The S&P 500 sank 2.1 per cent to give back a chunk of the gains from a three-week winning streak that had carried it to the cusp of its all-time high. The Dow Jones Industrial Average dropped 626 points, or 1.5 per cent, from its own record set on Friday before Monday’s Labour Day holiday. The Nasdaq composite fell 3.3 per cent as Nvidia and other “Big Tech” stocks led the way lower, according to reports on AP.
AP also reported that treasury yields stumbled in the bond market after a report showed US manufacturing shrank again in August, sputtering under the weight of high interest rates. Manufacturing has been contracting for most of the past two years, and its performance for August was worse than economists expected.
“Demand remains subdued as companies show an unwillingness to invest in capital and inventory due to current federal monetary policy and election uncertainty,” said Timothy Fiore, chair of the Institute for Supply Management’s manufacturing business survey committee, in the AP report.
It also pointed out that stocks of oil and gas companies were some of the market’s biggest losers after the price of crude oil fell roughly four per cent on concerns about how much fuel a fragile global economy will burn. A barrel of benchmark US oil is almost back to US$70 and down for the year, after climbing above US$85 in April.

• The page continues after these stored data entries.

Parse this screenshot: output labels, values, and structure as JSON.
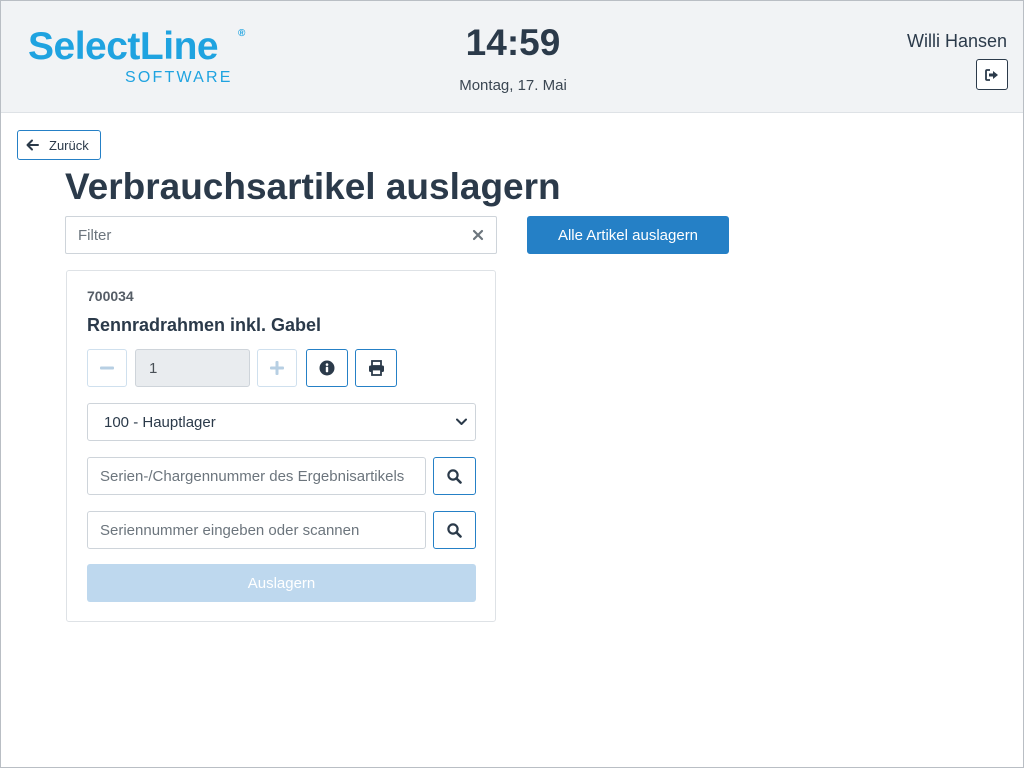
{
  "header": {
    "logo_main": "SelectLine",
    "logo_reg": "®",
    "logo_sub": "SOFTWARE",
    "time": "14:59",
    "date": "Montag, 17. Mai",
    "user_name": "Willi Hansen",
    "logout_icon": "sign-out-icon"
  },
  "nav": {
    "back_label": "Zurück",
    "back_icon": "arrow-left-icon"
  },
  "page": {
    "title": "Verbrauchsartikel auslagern",
    "filter_placeholder": "Filter",
    "filter_value": "",
    "all_button_label": "Alle Artikel auslagern"
  },
  "item": {
    "number": "700034",
    "name": "Rennradrahmen inkl. Gabel",
    "quantity": "1",
    "warehouse_selected": "100 - Hauptlager",
    "batch_placeholder": "Serien-/Chargennummer des Ergebnisartikels",
    "serial_placeholder": "Seriennummer eingeben oder scannen",
    "submit_label": "Auslagern",
    "submit_enabled": false
  },
  "colors": {
    "primary": "#2580c6",
    "brand": "#1fa3e0",
    "disabled": "#bed8ee",
    "text": "#2b3a4a"
  }
}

There are similar worries about a slowing US economy, and a possible recession had helped send stocks on a scary summertime swoon in early August. It briefly knocked the S&P 500 nearly 10 per cent below its record set in July but financial markets quickly rebounded on hopes that the Federal Reserve could pull off a perfect landing for the economy.
The Fed appears set to lower interest rates later this month in hopes of easing conditions for the economy and avoiding a recession, after earlier jacking its main interest rate to a two-decade high to beat high inflation.
Other reports due later this week could show how much help the economy needs, including updates on the number of job openings US employers were advertising at the end of July and how strong US service businesses grew last month. The week’s highlight will likely arrive on Friday, when a report will show how many jobs US employers created during August.
The jobs report has once again become the main event for the stock market each month, taking over from updates on inflation according to analysts at Bank of America. Many traders are anticipating the Fed will deliver a full percentage point of cuts to interest rates this year, which is a “recession-sized” amount, Gonzalo Asis and other economists and strategists wrote in a BofA Global Research report.
The strength of this jobs report, or lack thereof, will likely determine the size of the Fed’s upcoming cut, according to Goldman Sachs economist David Mericle. If Friday’s data show an improvement in hiring over July’s disappointing report it could keep the Fed on course for a traditional-size move of a quarter of a percentage point.
But the AP report pointed out that if Friday’s report is weaker, it could drive the Fed to deliver an outsized cut of half a percentage point from the federal fund rate’s current range of 5.25 to 5.50 per cent, according to Mericle.
While cuts to rates are generally boons to investment prices, a recession could more than wipe out that benefit by dragging down corporate profits.
Worries were also growing about the resilience of China’s economy as recently disclosed data showed a mixed picture. Weak earnings reports from Chinese companies, including property developer and investor New World Development Co, added to the pessimism.